Results: To July 2004, 2932 adults had been randomized (65% women; median age 37 years; 23% WHO stage 4; median baseline CD4 86), and median follow-up was 24 weeks (IQR 12 to 36). Of 2854 patients with baseline haemoglobin, 340 (12%) already had anaemia (Hb < 9.5 mg/dL), with 7 (0.2%) having grade 2 toxicity or higher (Hb < 8 mg/dL, a minor protocol violation). Following ART initiation, 610 (21%) patients developed a new episode of anemia (worsening, or new episode following resolution), and 161 (5.5%) developed new grade 4 anemia (12 having repeated distinct grade 4 episodes). The first grade 4 episode was identified a median of 12 weeks after ART initiation (IQR 8 to 17, range 2 to 40).
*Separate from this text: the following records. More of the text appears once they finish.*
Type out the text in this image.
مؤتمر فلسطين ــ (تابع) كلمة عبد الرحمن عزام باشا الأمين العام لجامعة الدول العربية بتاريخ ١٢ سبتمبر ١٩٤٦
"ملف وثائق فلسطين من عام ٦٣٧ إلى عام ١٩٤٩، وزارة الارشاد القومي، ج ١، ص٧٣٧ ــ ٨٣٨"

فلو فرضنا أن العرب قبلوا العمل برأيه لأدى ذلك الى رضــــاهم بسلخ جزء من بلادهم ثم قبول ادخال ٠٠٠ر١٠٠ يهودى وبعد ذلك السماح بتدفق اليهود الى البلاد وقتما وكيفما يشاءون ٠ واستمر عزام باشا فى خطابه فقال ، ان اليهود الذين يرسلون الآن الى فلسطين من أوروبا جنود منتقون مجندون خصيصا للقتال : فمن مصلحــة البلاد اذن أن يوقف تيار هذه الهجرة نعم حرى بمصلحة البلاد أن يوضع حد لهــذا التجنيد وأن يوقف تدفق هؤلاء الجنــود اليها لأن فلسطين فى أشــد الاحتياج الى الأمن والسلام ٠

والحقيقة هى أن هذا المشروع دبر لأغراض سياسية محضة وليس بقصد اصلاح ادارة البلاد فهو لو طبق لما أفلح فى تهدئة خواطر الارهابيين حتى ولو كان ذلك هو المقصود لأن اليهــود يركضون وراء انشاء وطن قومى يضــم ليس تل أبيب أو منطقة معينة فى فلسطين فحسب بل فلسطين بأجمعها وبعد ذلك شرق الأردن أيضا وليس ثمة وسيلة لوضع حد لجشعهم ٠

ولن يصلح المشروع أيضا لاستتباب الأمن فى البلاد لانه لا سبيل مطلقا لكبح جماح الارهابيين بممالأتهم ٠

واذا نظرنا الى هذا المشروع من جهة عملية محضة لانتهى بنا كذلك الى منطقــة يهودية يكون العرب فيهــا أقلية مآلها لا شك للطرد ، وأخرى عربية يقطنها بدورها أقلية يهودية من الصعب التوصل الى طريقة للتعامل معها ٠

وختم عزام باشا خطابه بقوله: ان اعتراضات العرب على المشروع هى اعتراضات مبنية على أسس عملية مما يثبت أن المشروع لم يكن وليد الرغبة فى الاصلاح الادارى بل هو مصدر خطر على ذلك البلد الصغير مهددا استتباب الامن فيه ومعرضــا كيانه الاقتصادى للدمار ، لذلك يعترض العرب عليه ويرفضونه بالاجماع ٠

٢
Correspondingly, the prevalence of grade 4 anemia was 0.6%, 2.2%, 0.7%, 0.4%, and 0.3% at 4, 12, 24, 36, and 48 weeks, respectively. Based on concurrent MCV, 37% grade 4 anemias were microcytic, 27% normocytic, and 21% macrocytic (15% had no MCV). Women, and those with lower hemoglobin, lower CD4 count, and lower weight at baseline were all significantly more likely to develop grade 4 anemia (all p < 0.05). Baseline neutrophil count was not an additional predictor.
 
Conclusions: Although the incidence of grade 4 anemia in DART is higher than expected, this may be partly explained by a higher proportion of women, more advanced disease, and lower hemoglobin at baseline in DART compared to studies in industrialised countries, as well as greater risk of malaria.